Many people may wonder why success has not already been announced or failure been recognized and accepted. It can be hard for us to truly understand the sheer scale of even our Milky Way galaxy, let alone the Universe. And even those that do might question the point of detecting a civilization some vast interstellar distance away, beyond 500 light years of our solar system. What many fail to realize is that detecting even a close extraterrestrial civilization on a technological par with ourselves is likely to be extremely difficult!
Numerous science fiction stories have alien invaders arriving above Earth having detected our electromagnetic communications signals in the vastness of space, but how realistic is that really? The science fiction novel “Contact” by Carl Sagan involved a return message of underlying layers of complexity with the top layer Hitler’s limited television broadcast at the 1936 Olympic Games. In 2009, that transmission has traveled 73 light years, but the likelihood that it was decipherable even past the boundary of our solar system is extremely remote.
The Arecibo broadcast, the one radio transmission we have deliberately sent intended for extraterrestrial beings, was a very strong directional transmission intended to traverse intergalactic space to the globular star cluster M14; we sent it in 1974 but it will take 21,000 years to reach M14. Most of our communications these days are targeted up to satellites, then beamed down from them. Broadcast signals by their very nature dissipate rapidly over distance. Is it likely that such signals might cross interstellar distances? Are they likely to even get to the edge of our solar system without distorting so much that they are indistinguishable from background noise? We don’t actually know.
The same will apply to a nearby extraterrestrial civilization technologically equivalent to ourselves. The chances of detecting them if they do not send a transmission our way is small. And these are our potential near neighbors! Project Phoenix by the SETI Institute has been examining nearby stars since 1993, but with no success to date. But there is no reason to consider that surprising. Even if an ET civilization on a nearby star did send us a message, we would need to be looking in the right direction at the right time. Our one message from Arecibo was only 3 minutes long!
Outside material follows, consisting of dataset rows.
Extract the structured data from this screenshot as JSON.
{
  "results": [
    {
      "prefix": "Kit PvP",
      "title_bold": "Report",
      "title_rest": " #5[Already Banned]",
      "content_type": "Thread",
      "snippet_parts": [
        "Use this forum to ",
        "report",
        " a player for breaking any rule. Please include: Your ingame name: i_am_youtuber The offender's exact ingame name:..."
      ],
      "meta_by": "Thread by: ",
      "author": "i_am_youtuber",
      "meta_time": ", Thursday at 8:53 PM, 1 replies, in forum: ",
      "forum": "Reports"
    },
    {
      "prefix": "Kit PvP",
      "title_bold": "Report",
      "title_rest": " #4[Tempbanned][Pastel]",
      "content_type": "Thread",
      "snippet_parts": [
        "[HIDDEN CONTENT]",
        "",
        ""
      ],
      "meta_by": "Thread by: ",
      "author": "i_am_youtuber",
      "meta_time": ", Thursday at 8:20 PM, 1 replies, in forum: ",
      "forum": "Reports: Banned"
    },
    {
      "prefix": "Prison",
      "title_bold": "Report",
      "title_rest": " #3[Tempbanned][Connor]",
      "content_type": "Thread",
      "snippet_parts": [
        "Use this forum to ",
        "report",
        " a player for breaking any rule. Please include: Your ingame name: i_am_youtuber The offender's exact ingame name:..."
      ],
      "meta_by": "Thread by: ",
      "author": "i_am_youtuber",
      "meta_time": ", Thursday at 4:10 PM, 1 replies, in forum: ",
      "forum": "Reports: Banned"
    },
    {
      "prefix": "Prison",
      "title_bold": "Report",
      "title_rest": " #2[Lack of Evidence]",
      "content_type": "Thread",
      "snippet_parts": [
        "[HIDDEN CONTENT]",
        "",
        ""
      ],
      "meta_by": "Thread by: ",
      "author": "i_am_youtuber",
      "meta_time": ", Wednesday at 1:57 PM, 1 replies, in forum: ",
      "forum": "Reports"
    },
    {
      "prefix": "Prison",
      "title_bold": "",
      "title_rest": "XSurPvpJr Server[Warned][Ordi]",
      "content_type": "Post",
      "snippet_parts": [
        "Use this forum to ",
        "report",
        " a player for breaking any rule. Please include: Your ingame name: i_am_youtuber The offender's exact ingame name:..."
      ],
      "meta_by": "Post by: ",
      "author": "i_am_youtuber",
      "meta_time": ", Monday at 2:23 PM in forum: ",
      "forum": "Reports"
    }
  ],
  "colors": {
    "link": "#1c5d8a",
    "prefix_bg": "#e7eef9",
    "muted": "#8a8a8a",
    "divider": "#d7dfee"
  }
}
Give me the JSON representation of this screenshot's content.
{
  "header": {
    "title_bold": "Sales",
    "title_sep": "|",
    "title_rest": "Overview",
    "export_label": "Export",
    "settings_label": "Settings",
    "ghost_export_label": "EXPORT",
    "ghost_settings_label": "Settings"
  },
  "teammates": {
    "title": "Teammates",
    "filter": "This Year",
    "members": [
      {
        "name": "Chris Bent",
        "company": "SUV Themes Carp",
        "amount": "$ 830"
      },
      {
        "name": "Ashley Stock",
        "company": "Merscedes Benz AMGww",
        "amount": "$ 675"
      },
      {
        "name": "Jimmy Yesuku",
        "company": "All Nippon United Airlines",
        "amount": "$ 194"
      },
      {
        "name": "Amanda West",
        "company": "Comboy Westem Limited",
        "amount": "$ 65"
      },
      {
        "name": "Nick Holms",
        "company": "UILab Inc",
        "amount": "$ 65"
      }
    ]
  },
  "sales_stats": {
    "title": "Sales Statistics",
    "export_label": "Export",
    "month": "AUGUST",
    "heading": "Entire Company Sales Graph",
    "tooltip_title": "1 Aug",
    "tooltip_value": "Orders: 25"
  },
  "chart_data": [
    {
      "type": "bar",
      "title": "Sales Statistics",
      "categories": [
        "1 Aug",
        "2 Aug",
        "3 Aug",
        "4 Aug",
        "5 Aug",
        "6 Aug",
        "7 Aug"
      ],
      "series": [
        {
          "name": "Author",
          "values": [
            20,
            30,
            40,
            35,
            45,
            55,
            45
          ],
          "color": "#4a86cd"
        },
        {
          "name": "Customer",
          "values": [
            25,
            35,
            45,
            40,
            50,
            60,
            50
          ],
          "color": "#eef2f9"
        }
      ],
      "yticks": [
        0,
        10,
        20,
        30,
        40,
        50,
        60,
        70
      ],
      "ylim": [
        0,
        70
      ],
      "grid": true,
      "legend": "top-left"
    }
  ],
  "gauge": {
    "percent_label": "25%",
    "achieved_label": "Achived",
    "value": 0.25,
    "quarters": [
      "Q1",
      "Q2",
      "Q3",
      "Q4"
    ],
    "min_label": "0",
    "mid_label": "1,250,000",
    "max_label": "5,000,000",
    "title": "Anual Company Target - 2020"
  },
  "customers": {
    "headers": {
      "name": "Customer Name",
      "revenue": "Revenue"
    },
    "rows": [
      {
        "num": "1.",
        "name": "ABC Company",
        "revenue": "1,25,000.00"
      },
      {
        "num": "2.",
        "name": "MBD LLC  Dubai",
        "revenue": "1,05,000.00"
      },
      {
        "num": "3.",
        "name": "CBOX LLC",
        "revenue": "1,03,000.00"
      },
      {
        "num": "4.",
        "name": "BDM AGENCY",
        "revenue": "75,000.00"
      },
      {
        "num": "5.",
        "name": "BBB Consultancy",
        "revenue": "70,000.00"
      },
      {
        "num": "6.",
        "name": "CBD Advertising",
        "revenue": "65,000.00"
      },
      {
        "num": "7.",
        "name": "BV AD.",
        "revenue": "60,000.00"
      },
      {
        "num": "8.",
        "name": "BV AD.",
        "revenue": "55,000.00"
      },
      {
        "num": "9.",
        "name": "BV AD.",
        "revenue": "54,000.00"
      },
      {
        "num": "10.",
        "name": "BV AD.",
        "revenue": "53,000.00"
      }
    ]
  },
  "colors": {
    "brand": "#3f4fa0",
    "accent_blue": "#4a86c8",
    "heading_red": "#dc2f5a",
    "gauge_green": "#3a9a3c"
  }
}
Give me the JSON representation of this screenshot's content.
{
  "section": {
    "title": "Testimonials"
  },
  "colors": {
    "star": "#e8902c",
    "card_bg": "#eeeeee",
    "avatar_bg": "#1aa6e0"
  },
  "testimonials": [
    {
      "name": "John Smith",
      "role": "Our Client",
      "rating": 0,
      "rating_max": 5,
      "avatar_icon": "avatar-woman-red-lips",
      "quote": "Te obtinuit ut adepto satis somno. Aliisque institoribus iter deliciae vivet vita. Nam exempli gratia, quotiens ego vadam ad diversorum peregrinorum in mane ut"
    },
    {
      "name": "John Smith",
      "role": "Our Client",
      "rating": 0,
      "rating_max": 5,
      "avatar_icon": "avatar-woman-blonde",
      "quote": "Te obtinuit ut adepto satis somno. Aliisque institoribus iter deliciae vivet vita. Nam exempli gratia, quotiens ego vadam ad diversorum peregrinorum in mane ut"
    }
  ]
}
What the SETI League, Incorporated provides is a place for the various SETI efforts to achieve a forum, a place of mutual discussion and support. It also links members into Project Argus, named after a creature with 100 eyes from Greek mythology.
The objective of Project Argus is to link 5,000 or more small radio telescopes belonging to SETI League, Inc. members in an all-sky perusal of microwave signals. Providing a continuous monitoring of the heavens, from every direction, for the first time ever in human history. It started on the 21st of April, 1996 with just 5 radio telescopes; rather appropriately, that day was Earth Day. In November of 2000, Argus reached its namesake, with 100 radio telescopes linked together. Unfortunately, radio telescopes are not cheap. The enthused goal of reaching 5000 radio telescopes by 2001 without government funding fell far short. As of a 2008 report, there are just 142 radio telescopes devoted to Project Argus. Conspiracy theorists might quite legitimately wonder at why this noble investigation is so dramatically failing to even vaguely approach its desired monitoring network.
Nevertheless, the SETI League, Inc, continues in its efforts and remains the fundamental link between the professional investigators of our skies and the ardent amateurs.